Ghrelin, a 28-amino acid peptide with an n- octanoylation indispensable for its biological activity, was originally discovered in human and rat stomachs as the endogenous ligand for the growth hormone secretagogue (GHS) receptor (GHSR) (2 , 3) . Ghrelin stimulates secretion of GH, food intake, and body weight gain when administrated peripherally or centrally (414) . Ghrelin activates neuropeptide Y (NPY) and agouti-related protein (AGRP)-producing neurons localized in the arcuate nucleus of the hypothalamus (11 , 12 , 15 , 16) , which is one of the brain regions of primary importance in the regulation of feeding. The secretion of ghrelin increases under conditions of negative energy balance, such as starvation, cachexia, and anorexia nervosa, whereas its expression decreases under conditions of positive energy balance, such as feeding, hyperglycemia, and obesity (10 , 1724) . Energy homeostasis is accomplished through a highly integrated and redundant neurohumoral system that minimizes the impact on fat mass of short-term fluctuations in energy balance (2532) . Crucial elements of this neurohumoral system are hormones such as insulin, leptin, and possibly ghrelin, which serve to integrate the energy and growth needs of the body.

Discovery of Ghrelin

GHSs are a family of small synthetic peptides and non-peptide molecules that stimulate the secretion of GH in several species, including in humans. In 1977, Bowers and colleagues developed the first GHS peptides derived from Met-enkephalin, which stimulated in vitro the release of GH from pituitary cells, although the potency of these peptides was rather weak (33 , 34) . Further development led to the production of several new peptides with increased potency, including GH-releasing peptide-6 (GHRP-6, His–d-Trp–Ala–Trp–d-Phe–Lys-NH2 ) and hexarelin, both of which are active in vitro and in vivo (35 , 36) . Based on the structure of GHRP-6, peptidomimetics of GHS such as MK-0677 (a spiroindoline with marked bioavailability and long-lasting effects after oral administration) were developed by Merck (35) .

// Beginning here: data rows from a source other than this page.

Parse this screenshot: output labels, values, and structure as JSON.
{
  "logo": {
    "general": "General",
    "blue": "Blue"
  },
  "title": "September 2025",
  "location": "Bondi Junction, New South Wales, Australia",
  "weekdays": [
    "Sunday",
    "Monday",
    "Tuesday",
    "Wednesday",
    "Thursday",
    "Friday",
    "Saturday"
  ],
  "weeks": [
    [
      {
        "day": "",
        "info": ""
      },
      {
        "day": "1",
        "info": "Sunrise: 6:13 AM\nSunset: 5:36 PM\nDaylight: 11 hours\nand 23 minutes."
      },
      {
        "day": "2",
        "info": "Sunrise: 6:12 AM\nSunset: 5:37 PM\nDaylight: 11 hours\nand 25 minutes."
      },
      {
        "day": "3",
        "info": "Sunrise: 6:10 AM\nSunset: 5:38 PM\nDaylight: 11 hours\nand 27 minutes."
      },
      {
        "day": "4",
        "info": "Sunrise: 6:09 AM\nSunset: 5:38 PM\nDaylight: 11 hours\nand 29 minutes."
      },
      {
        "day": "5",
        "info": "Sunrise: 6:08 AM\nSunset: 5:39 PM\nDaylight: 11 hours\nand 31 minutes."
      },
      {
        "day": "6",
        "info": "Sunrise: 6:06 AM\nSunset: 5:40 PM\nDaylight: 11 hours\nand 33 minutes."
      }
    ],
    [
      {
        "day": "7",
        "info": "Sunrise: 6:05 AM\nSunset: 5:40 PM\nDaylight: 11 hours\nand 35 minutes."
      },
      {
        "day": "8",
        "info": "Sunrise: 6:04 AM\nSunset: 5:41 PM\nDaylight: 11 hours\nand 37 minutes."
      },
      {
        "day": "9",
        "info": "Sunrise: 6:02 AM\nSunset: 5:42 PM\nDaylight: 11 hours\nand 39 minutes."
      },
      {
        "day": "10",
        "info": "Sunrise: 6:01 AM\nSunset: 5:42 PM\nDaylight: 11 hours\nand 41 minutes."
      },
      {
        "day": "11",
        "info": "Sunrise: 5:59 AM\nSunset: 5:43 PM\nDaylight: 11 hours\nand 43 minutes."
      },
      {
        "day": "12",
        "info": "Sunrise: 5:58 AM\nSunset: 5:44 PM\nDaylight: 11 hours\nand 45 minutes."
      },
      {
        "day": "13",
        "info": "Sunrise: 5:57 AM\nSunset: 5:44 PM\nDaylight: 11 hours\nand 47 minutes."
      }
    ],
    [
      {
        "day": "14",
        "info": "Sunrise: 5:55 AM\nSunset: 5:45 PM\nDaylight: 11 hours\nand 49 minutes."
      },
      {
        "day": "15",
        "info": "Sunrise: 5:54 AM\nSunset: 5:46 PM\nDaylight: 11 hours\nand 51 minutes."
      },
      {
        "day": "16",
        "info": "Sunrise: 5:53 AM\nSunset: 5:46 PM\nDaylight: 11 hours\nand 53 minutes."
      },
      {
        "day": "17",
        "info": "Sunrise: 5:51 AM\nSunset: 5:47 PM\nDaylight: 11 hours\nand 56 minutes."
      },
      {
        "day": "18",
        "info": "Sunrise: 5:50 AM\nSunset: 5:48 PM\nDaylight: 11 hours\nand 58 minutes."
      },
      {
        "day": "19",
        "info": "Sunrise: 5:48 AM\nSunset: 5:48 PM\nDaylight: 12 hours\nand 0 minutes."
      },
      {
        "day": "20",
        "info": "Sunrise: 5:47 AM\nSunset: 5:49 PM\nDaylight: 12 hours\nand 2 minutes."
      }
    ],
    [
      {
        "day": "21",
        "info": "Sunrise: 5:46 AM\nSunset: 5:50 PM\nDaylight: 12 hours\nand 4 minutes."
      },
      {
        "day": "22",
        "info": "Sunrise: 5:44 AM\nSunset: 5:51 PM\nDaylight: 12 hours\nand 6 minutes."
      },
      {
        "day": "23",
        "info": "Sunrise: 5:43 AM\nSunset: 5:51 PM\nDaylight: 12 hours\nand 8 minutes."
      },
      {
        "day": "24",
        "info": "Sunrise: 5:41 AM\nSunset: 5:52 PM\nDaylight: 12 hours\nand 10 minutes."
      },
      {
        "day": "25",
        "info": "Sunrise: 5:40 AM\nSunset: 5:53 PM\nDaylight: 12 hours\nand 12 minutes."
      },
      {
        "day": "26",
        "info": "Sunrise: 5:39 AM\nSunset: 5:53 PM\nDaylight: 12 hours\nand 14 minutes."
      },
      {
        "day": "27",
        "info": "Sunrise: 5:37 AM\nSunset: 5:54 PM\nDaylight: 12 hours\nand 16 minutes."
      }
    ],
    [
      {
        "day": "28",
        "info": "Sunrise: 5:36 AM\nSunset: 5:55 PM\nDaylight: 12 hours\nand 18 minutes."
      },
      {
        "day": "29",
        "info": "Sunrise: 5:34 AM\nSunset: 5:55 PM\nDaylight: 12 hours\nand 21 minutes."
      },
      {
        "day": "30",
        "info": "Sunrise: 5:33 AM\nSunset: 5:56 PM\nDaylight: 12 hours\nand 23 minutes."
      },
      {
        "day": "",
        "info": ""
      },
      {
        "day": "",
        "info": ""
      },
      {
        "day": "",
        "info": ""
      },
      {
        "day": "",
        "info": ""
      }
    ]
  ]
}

The primary action of the GHSs is the stimulation of GH release from the somatotroph acting through a mechanism distinct from that of GH-releasing hormone (GHRH). GHRP-6 activates the phospholipase C (PLC) pathway, resulting in an increase the intracellular Ca2+ through inositol 1,4,5-trisphosphate-(IP3 )-mediated signal transduction, a pathway distinct from the adenosine-3’,5’-monophosphate-(cAMP)-dependent protein kinase (protein kinase A, PKA) pathway utilized by the GHRH receptor (3739) . In 1996, the Merck group identified and cloned the GHSR by utilizing expression cloning and exploiting their compound MK-0677. Changes in intracellular calcium concentrations were indicative of a positive response (4042) .

Kojima et al. used GHSR-expressing Chinese hamster ovary (CHO) cells to monitor changes in intracellular calcium concentrations that were induced by rat tissue extracts; the highest levels of GHSR activation were observed in response to stomach extracts (2) . The purified ligand, named ghrelin (“ghre” is the Proto-Indo-European root of the word “grow”), has a unique post-translational modification: the hydroxyl group of the third residue (Ser3 ) is esterified by octanoic acid and is essential for ghrelin’s biological activities (Figure 1). Human ghrelin is identical to rat ghrelin apart from two amino acids; however, amphibian (bullfrog) ghrelins undergo acylation at Thr3 (43) . Thus, the acyl modification of the hydroxyl group on the third residue represents an invariant and essential covalent change for the activation of ghrelins across multiple species.

  Figure 1.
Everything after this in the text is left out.